A: Hydroflow is designed as a substrate for building a wide range of distributed systems; traditional software dataflow systems like the ones mentioned are targeted more narrowly at large-scale data processing. As such, Hydroflow differs from these systems in several ways:

First, Hydroflow is a lower-level abstraction than the systems mentioned. Hydroflow adopts a dataflow abstraction for specifying a transducer running on a single core; one implementes a distributed system out of multiple Hydroflow transducers. By contrast, Spark, Flink and MapReduce are distributed systems, which make specific choices for implementing issues like scheduling, fault tolerance, and so on.

Second, the systems mentioned above were designed specifically for distributed data processing tasks. By contrast, Hydroflow is designed as a compiler target for many possible language models.
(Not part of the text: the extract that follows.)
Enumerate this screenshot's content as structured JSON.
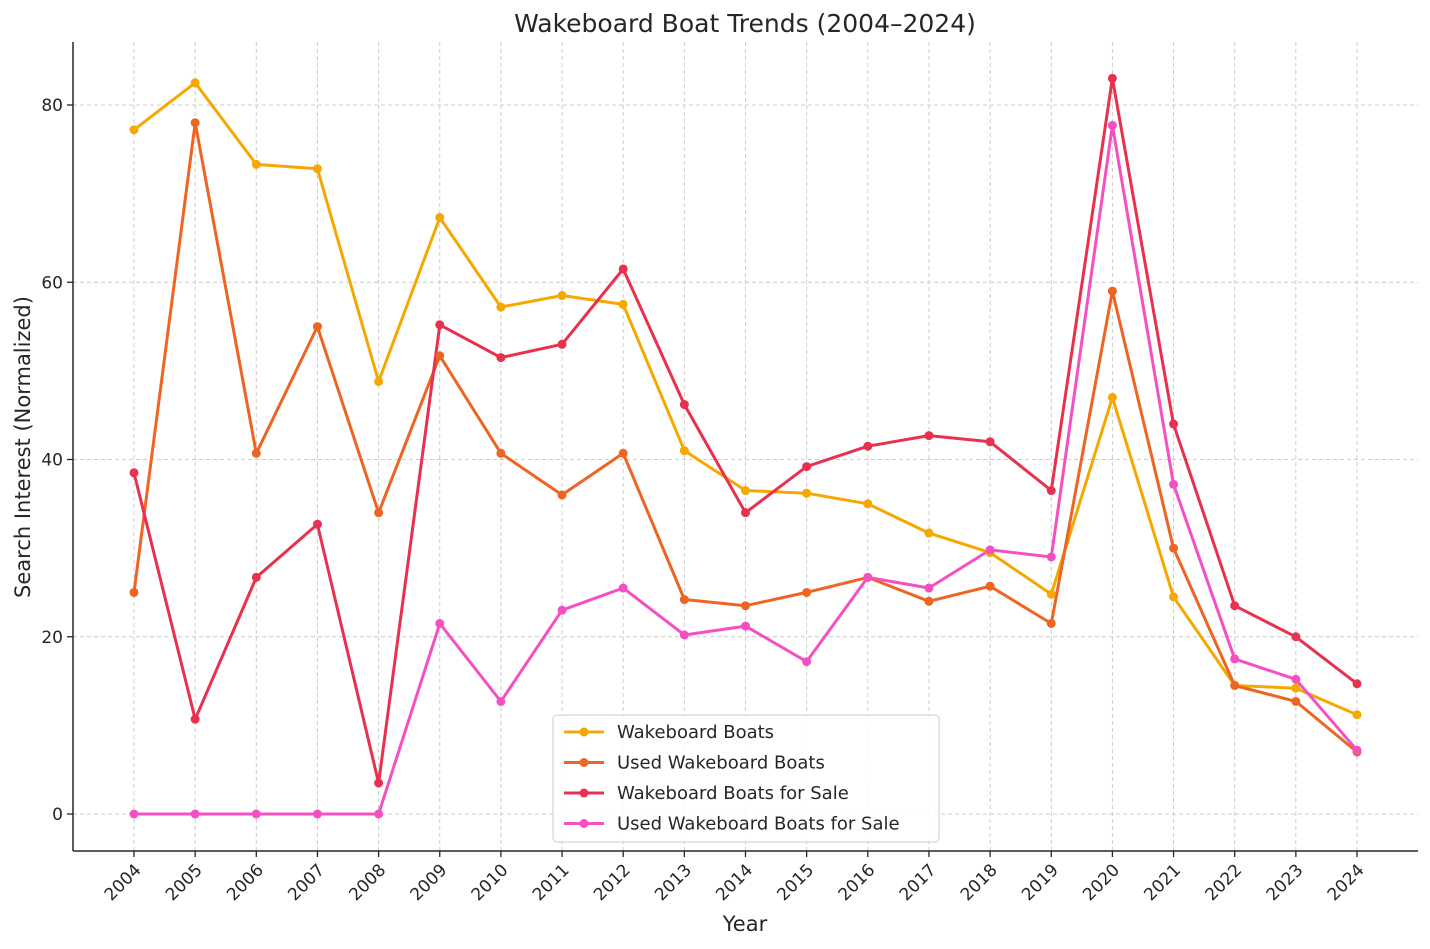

Distributed dataflow systems like those mentioned above are one possible higher-level model one could build with Hydroflow, but there are many others.

Third, Hydroflow is a reactive dataflow engine, optimized for low-latency handling of asynchronous events and messages in a long-lived service. For example, one can build low-level protocol handlers in Hydroflow for implementing distributed protocols like Paxos or Two-Phase Commit with low latency.

Q: What model of parallelism does Hydroflow use? SPMD? MPMD? Actors? MPI?

A: As a substrate for building individual nodes in a distributed systems, Hydroflow does not make any assumptions about the model of parallelism used. One can construct a distributed system out of Hydroflow transducers that use any model of parallelism, including SPMD, MPMD, Actors or MPI Collective Operations. Hydroflow provides abstractions for implementing individual transducers to handle inputs, computing, and emitting outputs in a general-purpose manner.

That said, it is common practice to deploy many instance of the same Hydroflow transducer; most distributed systems built in Hydroflow therefore have some form of SPMD parallelism. (This is true of most distributed systems in general.)